Mary Ward, das eigentlich Englische Fräulein, stammt, wie meine Gebieterin, aus Yorkshire. Damit ist das Potenzial der starken Frau eigentlich schon hervorgehoben. Doch während die noch Lebenden sich ihren Platz in der Geschichte erst erobern müssen, geistert Mary schon als Filmgröße in der Dokuwelt herum: Hannelore Elsner hat sie 1985 vielgepriesen verkörpert in "Marie Ward, Zwischen Galgen und Glorie". Auch eine Maria-Ward-Schule gibt es in Bamberg. Dies alles deutet darauf hin, dass wir es mit einer ziemlich katholischen Frauenspersönlichkeit zu tun haben, die Achtung verlangt. Sie kämpfte im Verborgenen unter der besagten Elisabeth, bis sie beschloss, mit einigen englischen Mädchen nach Flandern auszuwandern. Dort gründete sie das jesuitisch geprägte Institut der Englischen Fräulein. Diese Englischen Fräulein hat es dann auch im Dreißigjährigen Krieg nach Deutschland verschlagen. Seit über 350 Jahren ist sie nun tot. Erst 17o3 hat der Papst in Rom Mary und ihre Englischen Fräuleins anerkannt. Da ruhte sie schon längst auf einem Friedhof in ihrer Heimat in York.

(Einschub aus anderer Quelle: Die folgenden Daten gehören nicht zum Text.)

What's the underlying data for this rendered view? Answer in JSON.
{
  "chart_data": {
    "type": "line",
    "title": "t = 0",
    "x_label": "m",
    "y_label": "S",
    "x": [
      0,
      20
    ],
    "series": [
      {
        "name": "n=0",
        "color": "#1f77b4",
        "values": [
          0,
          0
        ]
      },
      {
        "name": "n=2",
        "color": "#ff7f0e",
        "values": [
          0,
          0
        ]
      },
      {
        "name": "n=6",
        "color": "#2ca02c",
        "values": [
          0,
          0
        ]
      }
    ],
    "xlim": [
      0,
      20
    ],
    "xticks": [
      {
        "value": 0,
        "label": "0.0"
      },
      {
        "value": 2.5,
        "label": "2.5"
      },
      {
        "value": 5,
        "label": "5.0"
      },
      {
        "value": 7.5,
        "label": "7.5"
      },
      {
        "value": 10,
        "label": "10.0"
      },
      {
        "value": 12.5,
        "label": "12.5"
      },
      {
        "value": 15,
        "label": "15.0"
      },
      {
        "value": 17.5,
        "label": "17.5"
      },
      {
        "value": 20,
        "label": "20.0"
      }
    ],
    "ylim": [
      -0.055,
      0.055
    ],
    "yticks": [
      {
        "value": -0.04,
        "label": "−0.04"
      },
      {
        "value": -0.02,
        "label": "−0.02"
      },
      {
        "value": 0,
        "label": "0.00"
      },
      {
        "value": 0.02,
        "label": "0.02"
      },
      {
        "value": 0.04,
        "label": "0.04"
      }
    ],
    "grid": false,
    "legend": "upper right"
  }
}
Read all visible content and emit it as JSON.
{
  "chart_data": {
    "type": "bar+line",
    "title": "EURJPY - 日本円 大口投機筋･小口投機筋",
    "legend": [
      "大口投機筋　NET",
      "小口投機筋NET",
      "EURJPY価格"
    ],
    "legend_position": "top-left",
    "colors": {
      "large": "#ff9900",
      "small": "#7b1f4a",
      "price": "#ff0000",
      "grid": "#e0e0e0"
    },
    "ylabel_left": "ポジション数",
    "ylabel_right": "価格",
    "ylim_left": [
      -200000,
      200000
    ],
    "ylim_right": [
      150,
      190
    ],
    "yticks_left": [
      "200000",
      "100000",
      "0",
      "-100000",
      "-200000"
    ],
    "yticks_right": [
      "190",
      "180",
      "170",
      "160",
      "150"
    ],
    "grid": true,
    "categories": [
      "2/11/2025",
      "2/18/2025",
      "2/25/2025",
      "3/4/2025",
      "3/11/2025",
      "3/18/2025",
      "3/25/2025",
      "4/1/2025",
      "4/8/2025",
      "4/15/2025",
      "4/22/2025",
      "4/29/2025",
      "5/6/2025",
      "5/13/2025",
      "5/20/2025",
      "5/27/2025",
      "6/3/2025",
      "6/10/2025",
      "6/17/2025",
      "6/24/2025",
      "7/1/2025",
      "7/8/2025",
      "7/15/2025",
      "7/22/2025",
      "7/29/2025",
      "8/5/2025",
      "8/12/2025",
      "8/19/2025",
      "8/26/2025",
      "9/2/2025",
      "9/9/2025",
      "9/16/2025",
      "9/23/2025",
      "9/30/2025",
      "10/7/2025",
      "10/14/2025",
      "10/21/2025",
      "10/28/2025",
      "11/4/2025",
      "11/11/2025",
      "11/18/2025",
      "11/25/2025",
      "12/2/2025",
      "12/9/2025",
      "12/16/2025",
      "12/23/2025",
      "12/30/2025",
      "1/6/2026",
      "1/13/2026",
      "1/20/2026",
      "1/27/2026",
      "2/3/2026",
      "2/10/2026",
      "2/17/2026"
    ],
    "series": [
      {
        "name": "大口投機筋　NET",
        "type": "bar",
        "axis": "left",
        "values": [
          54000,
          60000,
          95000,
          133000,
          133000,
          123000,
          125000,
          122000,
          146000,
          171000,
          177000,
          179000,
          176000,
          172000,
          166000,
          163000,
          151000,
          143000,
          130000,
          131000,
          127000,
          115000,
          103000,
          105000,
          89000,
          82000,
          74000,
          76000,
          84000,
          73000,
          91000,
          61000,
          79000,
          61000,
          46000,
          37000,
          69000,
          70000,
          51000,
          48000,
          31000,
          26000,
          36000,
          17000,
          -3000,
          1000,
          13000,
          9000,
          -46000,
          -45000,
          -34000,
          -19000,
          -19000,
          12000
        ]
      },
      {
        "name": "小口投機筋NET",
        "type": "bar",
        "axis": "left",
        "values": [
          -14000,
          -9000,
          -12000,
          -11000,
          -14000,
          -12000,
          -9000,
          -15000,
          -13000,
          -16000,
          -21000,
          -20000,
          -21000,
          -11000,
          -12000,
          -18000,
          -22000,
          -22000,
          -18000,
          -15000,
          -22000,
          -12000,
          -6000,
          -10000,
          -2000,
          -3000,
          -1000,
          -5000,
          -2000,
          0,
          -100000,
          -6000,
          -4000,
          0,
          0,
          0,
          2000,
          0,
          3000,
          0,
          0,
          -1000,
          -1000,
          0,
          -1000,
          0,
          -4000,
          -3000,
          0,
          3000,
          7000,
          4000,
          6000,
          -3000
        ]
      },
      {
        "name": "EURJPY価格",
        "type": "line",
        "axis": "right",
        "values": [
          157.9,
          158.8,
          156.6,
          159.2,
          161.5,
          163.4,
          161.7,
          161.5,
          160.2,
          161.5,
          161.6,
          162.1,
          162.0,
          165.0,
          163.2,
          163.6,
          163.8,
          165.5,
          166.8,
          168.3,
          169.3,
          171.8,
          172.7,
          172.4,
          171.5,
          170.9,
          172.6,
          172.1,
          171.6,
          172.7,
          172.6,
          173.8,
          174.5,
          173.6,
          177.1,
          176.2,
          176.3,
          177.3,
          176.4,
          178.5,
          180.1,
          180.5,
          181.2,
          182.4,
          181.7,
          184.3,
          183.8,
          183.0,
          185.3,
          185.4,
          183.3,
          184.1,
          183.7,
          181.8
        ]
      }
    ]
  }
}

Was soll man dazu sagen? Solche Frauen sind doch recht selten. Ihr Leben wurde meist von Männern bestimmt. Nur mit großen Schwierigkeiten wurden sie anerkannt, sogar die radikale Elisabeth. Vielleicht könnten wir heute gesamteuropäisch auf etliche Frauen stolz sein, es muss ja nicht gerade Angela Merkel oder Maggie Thatcher sein. Warum nicht mein eigenes englisches Fräulein aus Yorkshire? Ich habe damit keine Probleme.